Au printemps, nous serons probablement confrontés à une difficulté considérable.
Mme la présidente et moi avons eu l'occasion de rencontrer récemment le président pakistanais M. Musharraf. Il nous a confirmé qu'il n'avait plus la mainmise militaire sur ces régions de l'ouest de son pays.
J'attire l'attention des collègues sur le fait que notre armée risque d'être en difficulté. Il est vrai qu'elle est aujourd'hui confinée dans l'aéroport de Kaboul et qu'elle n'est pas en première ligne de combat. Mais je suis très inquiet sur l'évolution de la situation militaire.

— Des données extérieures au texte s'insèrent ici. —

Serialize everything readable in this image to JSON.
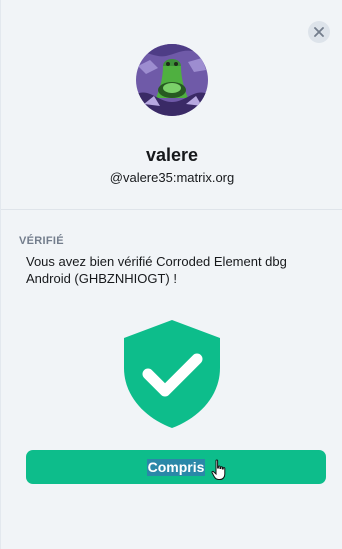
{
  "user": {
    "display_name": "valere",
    "user_id": "@valere35:matrix.org"
  },
  "verification": {
    "heading": "VÉRIFIÉ",
    "message": "Vous avez bien vérifié Corroded Element dbg Android (GHBZNHIOGT) !",
    "status_icon": "shield-check-icon"
  },
  "actions": {
    "done_label": "Compris"
  },
  "icons": {
    "close": "close-icon",
    "cursor": "hand-pointer-icon"
  },
  "colors": {
    "accent": "#0dbd8b",
    "background": "#f1f4f7",
    "text": "#17191c",
    "muted": "#737d8c"
  }
}
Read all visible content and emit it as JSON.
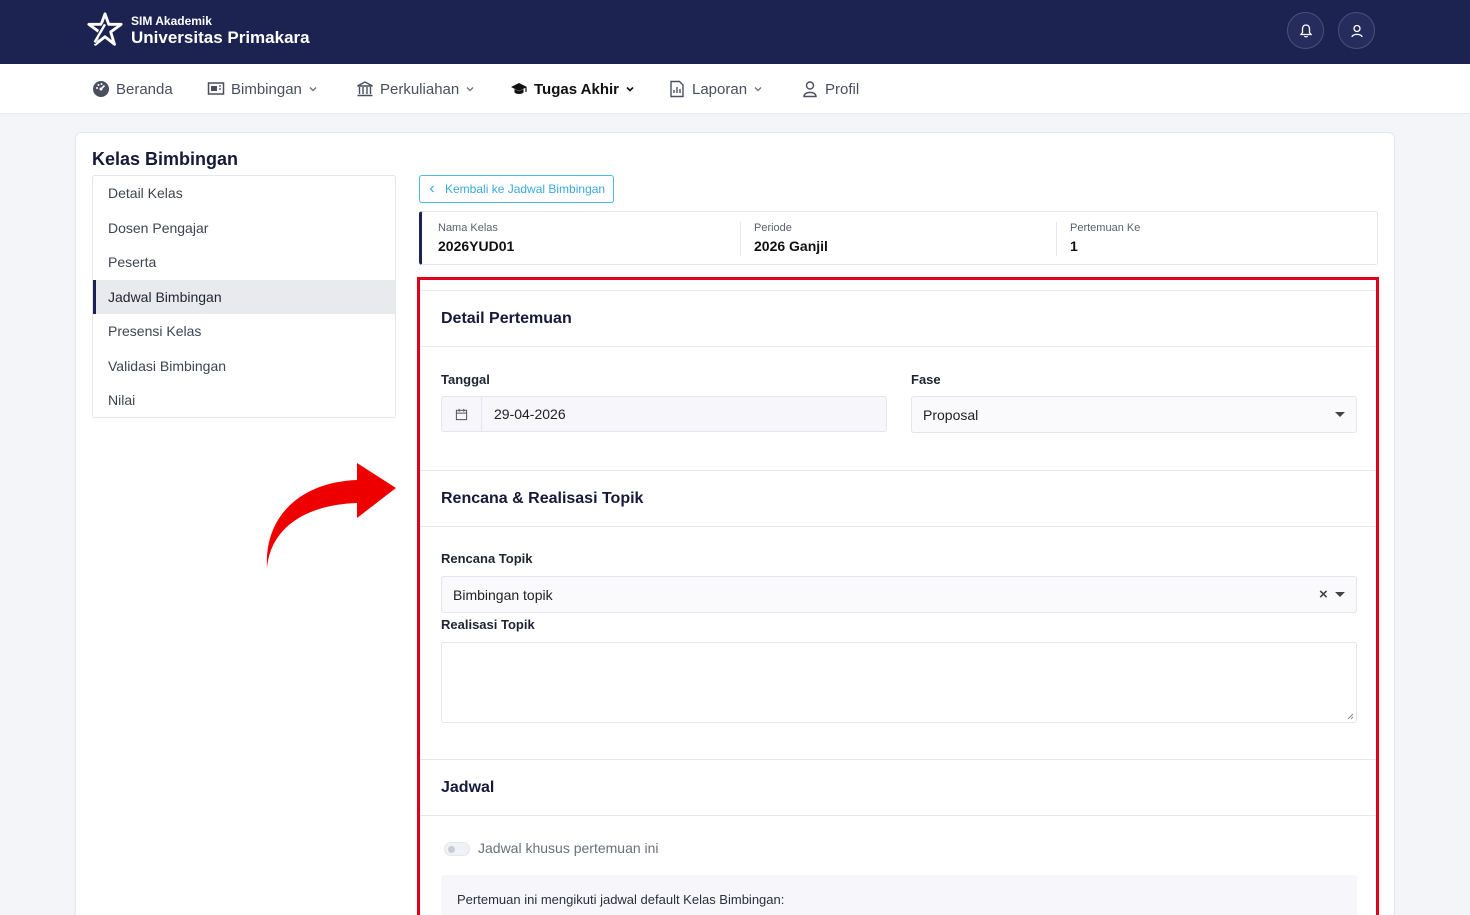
{
  "header": {
    "subtitle": "SIM Akademik",
    "title": "Universitas Primakara"
  },
  "nav": {
    "items": [
      {
        "label": "Beranda",
        "icon": "dashboard-icon"
      },
      {
        "label": "Bimbingan",
        "icon": "classroom-icon"
      },
      {
        "label": "Perkuliahan",
        "icon": "building-icon"
      },
      {
        "label": "Tugas Akhir",
        "icon": "graduation-cap-icon"
      },
      {
        "label": "Laporan",
        "icon": "report-icon"
      },
      {
        "label": "Profil",
        "icon": "user-icon"
      }
    ]
  },
  "page": {
    "title": "Kelas Bimbingan",
    "back_label": "Kembali ke Jadwal Bimbingan"
  },
  "sidebar": {
    "items": [
      {
        "label": "Detail Kelas"
      },
      {
        "label": "Dosen Pengajar"
      },
      {
        "label": "Peserta"
      },
      {
        "label": "Jadwal Bimbingan"
      },
      {
        "label": "Presensi Kelas"
      },
      {
        "label": "Validasi Bimbingan"
      },
      {
        "label": "Nilai"
      }
    ],
    "active": "Jadwal Bimbingan"
  },
  "info": {
    "nama_kelas_label": "Nama Kelas",
    "nama_kelas": "2026YUD01",
    "periode_label": "Periode",
    "periode": "2026 Ganjil",
    "pertemuan_label": "Pertemuan Ke",
    "pertemuan": "1"
  },
  "form": {
    "detail_title": "Detail Pertemuan",
    "tanggal_label": "Tanggal",
    "tanggal_value": "29-04-2026",
    "fase_label": "Fase",
    "fase_value": "Proposal",
    "topik_title": "Rencana & Realisasi Topik",
    "rencana_label": "Rencana Topik",
    "rencana_value": "Bimbingan topik",
    "realisasi_label": "Realisasi Topik",
    "realisasi_value": "",
    "jadwal_title": "Jadwal",
    "toggle_label": "Jadwal khusus pertemuan ini",
    "note": "Pertemuan ini mengikuti jadwal default Kelas Bimbingan:"
  },
  "colors": {
    "header_bg": "#1c2350",
    "highlight": "#e0001b",
    "accent": "#3aa9d9"
  }
}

J'ai suggéré au président de la commission des Affaires étrangères de prévoir une réunion à huis clos pour analyser en profondeur la situation ainsi que tous ses développements militaires et politiques afin de voir comment nous pourrions éviter à nos troupes sur place d'être confrontées à des difficultés très graves.
M. André Flahaut, ministre de la Défense. - Je ne suis pas correspondant de guerre mais je me suis rendu à plusieurs reprises en Afghanistan et je connais bien la situation depuis que nos troupes sont sur place.
Nos vues ne sont pas nécessairement très éloignées, monsieur Dubié. J'ai effectivement dit que la solution ne viendrait pas d'une présence militaire et que les divers acteurs de la communauté internationale devraient se réunir le plus rapidement possible à Kaboul avec les autorités afghanes pour essayer de calmer les choses et de mettre un terme à la dégradation de la situation.
Si le Sénat ou la Chambre belges peuvent contribuer à provoquer cette réunion, notamment au travers du Conseil de sécurité des Nations unies, c'est une bonne chose. Nos militaires sont présents à Kaboul, à un endroit stratégique car ils sont à la porte d'entrée ; psychologiquement, c'est aussi une position difficile.
Finalement, si nous pouvons contribuer à faire avancer les choses et à dégager une solution dans cette direction, je serai volontiers partie prenante à un tel débat.